FIG. 1A is a cross-section of a string 100 with a solid core filament 102 and one or more outer wrapped multi-filaments 101. FIG. 1B is a cross-section of one embodiment of a string 150 with a solid core filament 102 and one or more outer wrapped multi-filaments 101 and a coating 103.

The string, subject to coating, has one solid core filament with one or more outer wrapped multi-filaments. The lubricated nanocomposite coating is produced by extrusion process at temperature ranging from 240° C. to 280° C. In one embodiment, the thickness of the wear-resistant composite coating may be between 50 and 100 micrometers. The strings coated with composite #1 listed in FIG. 3 may be used to make a net of a racquet, e.g., the net of a tennis racquet. The coated strings were strung in racquets and tested for their abrasion resistance by hitting balls. A comparison test was made using racquets strung with a commercial neat N6. The durability and thus lifetime of strings coated with lubricated nanocomposite #1 was shown to be over 12% better than strings coated with neat N6.

FIG. 4 illustrates an exemplary sports racquet 400 suitable for utilizing strings made according to embodiments herein. The racquet head 402 is strung with strings in an overlapping pattern forming the net of the racquet. The racquet handle 403 connects the racquet head 402 with the racquet grip 404.
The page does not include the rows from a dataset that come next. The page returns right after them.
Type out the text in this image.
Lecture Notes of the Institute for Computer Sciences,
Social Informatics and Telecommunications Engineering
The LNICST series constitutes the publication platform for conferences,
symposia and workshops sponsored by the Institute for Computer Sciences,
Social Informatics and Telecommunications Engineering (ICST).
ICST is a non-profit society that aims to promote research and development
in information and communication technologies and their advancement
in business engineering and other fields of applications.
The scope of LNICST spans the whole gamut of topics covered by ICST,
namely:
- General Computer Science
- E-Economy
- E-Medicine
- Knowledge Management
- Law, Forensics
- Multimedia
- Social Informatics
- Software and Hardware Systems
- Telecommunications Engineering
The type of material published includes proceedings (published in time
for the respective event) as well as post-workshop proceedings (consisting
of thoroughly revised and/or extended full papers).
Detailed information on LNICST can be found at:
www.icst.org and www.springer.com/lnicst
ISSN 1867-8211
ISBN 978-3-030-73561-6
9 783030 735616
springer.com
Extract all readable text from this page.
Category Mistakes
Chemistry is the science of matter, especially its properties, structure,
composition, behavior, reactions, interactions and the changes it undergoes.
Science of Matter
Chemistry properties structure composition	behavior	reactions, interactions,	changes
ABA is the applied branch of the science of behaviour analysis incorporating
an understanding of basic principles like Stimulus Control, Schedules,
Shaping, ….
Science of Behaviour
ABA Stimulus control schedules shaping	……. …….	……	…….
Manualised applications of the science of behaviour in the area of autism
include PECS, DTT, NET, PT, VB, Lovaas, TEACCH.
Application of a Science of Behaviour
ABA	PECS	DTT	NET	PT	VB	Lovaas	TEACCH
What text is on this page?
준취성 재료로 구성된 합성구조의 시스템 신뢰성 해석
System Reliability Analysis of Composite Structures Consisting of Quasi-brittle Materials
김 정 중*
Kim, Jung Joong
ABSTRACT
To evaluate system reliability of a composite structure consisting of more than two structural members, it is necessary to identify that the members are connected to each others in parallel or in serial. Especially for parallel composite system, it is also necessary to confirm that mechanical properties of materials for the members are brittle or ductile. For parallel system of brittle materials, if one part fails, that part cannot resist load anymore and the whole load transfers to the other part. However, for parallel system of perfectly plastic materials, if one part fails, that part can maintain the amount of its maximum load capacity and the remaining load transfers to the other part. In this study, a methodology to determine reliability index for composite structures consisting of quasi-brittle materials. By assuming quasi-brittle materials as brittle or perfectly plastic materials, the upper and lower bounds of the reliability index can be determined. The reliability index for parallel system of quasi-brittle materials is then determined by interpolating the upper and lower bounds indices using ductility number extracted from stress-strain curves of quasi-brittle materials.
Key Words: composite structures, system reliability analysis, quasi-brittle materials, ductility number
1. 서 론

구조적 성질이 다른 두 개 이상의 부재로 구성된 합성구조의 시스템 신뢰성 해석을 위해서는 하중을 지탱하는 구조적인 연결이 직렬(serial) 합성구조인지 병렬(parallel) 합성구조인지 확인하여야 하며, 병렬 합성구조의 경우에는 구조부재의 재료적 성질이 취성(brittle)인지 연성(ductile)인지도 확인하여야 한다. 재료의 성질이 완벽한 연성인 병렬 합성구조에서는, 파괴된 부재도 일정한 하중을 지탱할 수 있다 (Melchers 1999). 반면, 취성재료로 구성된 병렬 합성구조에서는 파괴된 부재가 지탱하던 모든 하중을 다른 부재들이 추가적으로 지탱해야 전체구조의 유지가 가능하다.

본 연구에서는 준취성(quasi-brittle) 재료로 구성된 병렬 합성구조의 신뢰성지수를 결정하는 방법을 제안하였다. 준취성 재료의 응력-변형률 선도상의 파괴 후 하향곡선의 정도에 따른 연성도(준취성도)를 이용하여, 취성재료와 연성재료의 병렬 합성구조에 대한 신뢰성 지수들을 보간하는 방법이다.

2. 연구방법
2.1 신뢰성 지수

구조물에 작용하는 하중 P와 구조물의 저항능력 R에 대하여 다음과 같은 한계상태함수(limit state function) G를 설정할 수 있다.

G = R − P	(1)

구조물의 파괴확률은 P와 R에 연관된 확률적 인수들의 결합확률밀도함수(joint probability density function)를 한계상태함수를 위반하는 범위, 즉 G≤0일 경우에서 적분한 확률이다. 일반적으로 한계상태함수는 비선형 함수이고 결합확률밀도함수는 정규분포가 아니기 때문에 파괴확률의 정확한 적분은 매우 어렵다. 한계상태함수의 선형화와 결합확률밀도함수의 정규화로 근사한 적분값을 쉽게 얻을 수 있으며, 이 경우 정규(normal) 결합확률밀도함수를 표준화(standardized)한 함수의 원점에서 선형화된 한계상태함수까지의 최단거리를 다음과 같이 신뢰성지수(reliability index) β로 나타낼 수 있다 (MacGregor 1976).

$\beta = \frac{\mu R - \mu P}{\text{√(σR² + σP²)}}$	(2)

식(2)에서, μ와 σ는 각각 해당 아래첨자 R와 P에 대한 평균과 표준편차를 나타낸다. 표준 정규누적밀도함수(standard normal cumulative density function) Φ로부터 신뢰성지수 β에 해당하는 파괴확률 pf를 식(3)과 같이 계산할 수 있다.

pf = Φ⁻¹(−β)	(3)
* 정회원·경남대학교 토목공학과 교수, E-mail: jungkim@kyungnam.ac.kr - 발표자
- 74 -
A number of embodiments of the invention have been described. Nevertheless, it will be understood that various modifications may be made without departing from the spirit and scope of the invention. For example, a buffer layer may also be used before a lubricated layer is coated. The buffer layer may be used to promote the adhesion of lubricated nanocomposite coatings on strings. The materials used for the buffer layer may comprise other types of N6 or one of the lubricated nanocomposites listed in FIG. 3 that are compatible with both lubricated nanocomposites and string materials.